Farmers in Jamaica are struggling to engage with the nation’s new medical marijuana (or ‘ganja’) scheme, according to a new study.
The findings of the study, conducted by a student at Writtle University College, have been published in the International Journal of Drug Policy.
Study author Simon Jones reveals that, out of the over 180,000 registered farmers growing traditional crops in Jamaica, only 25 applications for ganja cultivation have been made. High licensing fees and other financial and infrastructural burdens have been cited as the main impediments to farmers.
Jamaica appears to have drawn their new regulations from schemes implemented in North America with little localisation for a developing country. Therefore, small farmers will likely continue to grow and sell illegally, potentially warping the medical market and undermining its successful implementation.
Government Ministers have highlighted the benefits of introducing a medical ganja scheme to diversify the Jamaican economy. The scheme could increase employment, support the rights of Rastafarians and reduce the use of criminal justice resources, which are currently scarce.
Jones notes that, as developed countries and developing countries such as Jamaica introduce medical marijuana schemes, there have been significant differences in the business practices underlying the practical implementation of the schemes.
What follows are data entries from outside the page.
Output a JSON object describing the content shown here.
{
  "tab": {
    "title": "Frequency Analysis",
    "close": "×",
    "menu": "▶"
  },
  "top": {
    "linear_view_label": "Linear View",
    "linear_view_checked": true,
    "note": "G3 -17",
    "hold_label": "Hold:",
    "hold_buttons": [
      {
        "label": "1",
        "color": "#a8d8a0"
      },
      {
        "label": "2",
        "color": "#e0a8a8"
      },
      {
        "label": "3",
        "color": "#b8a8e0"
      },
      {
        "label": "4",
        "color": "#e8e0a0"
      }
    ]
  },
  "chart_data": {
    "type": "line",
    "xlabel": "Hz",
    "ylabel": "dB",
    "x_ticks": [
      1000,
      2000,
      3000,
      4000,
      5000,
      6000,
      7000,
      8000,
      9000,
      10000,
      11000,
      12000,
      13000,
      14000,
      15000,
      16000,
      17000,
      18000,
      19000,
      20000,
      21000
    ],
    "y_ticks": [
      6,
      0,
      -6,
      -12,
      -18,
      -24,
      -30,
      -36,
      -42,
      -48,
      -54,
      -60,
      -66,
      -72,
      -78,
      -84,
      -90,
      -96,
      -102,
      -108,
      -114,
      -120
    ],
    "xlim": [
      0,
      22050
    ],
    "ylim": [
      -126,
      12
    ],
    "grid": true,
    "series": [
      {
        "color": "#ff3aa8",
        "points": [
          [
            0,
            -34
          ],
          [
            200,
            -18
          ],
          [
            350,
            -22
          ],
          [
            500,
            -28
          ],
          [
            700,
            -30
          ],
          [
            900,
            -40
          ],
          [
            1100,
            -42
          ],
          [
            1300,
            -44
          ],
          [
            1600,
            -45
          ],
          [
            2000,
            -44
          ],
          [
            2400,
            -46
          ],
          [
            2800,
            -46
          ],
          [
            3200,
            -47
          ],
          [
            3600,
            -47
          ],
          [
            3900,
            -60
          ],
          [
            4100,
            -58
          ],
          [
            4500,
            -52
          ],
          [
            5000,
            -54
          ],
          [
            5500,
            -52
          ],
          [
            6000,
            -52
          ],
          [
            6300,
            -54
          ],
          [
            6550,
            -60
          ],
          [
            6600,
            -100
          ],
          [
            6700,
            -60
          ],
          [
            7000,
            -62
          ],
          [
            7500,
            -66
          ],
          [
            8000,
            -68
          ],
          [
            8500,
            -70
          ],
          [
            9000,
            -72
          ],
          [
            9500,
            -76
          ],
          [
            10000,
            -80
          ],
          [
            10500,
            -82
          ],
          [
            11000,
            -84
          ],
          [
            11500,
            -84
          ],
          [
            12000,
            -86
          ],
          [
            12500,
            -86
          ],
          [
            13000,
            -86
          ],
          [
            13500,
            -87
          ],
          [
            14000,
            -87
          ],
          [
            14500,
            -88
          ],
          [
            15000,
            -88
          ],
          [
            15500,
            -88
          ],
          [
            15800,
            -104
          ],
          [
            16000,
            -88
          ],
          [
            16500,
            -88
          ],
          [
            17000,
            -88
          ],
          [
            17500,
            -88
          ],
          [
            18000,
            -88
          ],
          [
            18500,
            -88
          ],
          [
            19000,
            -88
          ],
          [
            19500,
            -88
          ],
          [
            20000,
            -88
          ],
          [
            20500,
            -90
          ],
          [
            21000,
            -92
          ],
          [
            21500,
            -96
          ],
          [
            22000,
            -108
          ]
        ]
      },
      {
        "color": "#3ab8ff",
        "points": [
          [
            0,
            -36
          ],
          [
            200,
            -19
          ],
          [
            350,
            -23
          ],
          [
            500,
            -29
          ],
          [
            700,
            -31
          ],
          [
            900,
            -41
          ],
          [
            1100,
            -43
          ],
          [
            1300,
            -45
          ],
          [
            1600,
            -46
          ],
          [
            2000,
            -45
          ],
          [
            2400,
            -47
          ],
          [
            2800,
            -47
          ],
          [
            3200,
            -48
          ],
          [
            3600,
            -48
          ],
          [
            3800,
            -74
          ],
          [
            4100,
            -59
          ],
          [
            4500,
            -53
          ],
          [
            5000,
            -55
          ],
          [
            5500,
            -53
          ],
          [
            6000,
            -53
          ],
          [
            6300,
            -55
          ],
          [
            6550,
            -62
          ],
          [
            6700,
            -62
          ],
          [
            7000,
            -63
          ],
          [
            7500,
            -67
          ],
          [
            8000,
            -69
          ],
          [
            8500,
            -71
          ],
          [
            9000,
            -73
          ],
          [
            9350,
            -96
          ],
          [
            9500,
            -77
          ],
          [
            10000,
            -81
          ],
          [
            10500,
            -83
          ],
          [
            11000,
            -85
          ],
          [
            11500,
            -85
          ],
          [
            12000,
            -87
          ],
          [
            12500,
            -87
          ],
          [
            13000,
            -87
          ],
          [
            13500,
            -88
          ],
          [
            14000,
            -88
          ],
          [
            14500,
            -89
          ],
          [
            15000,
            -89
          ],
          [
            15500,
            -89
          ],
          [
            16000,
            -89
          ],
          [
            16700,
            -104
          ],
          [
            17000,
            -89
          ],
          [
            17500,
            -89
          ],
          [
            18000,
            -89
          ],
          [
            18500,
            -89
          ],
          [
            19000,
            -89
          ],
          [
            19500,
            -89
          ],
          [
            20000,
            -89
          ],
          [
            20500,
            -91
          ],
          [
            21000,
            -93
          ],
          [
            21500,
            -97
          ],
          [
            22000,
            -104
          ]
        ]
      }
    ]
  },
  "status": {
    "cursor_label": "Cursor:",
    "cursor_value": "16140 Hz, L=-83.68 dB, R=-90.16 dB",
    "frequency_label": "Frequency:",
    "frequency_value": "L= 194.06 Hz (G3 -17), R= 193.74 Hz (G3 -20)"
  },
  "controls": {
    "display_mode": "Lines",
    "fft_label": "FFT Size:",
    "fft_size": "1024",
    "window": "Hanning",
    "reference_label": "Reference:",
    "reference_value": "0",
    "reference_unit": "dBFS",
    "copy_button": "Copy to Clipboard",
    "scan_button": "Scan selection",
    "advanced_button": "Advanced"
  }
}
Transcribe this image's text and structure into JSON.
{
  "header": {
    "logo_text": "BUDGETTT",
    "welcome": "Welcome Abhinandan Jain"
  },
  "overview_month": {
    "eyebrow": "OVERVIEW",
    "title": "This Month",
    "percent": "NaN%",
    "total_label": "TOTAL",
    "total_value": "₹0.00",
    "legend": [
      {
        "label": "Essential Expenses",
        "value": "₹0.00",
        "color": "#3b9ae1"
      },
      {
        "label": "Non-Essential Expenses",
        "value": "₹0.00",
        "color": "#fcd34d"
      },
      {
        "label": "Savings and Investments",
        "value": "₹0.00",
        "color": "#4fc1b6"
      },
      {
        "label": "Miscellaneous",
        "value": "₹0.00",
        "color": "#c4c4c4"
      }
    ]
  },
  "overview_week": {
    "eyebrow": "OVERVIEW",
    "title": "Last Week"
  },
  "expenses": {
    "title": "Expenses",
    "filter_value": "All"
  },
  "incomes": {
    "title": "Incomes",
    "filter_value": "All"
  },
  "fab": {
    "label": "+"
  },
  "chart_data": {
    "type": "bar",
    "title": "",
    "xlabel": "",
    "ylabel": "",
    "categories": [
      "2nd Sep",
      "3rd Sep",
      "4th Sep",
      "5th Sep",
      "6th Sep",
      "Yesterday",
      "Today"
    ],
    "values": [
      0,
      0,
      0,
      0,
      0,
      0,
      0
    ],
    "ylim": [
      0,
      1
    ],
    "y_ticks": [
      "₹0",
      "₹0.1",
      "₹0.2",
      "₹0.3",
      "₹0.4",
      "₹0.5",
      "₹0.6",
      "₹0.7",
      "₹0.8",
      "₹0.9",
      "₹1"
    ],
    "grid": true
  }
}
However, some of the differences can be attributed to differing interpretations of how medical schemes can be introduced while still meeting international treaty obligations, other differences relate to the degree to which the scheme follows the template of other schemes or the extent to which it has been localised and additionally the categories of products available whether dried bud, oils, concentrates, tinctures or edibles.
Dr Chris Bishop, who specialises in Postharvest Technology at Writtle University College, is supervising Jones’ research.
“The opportunity to change a troublesome issue into an income earner for farmers, processors, retailers and the Jamaican government is an opportunity that must not be missed by too much or too little control and must be seen as a technical as well as a political and economic challenge.”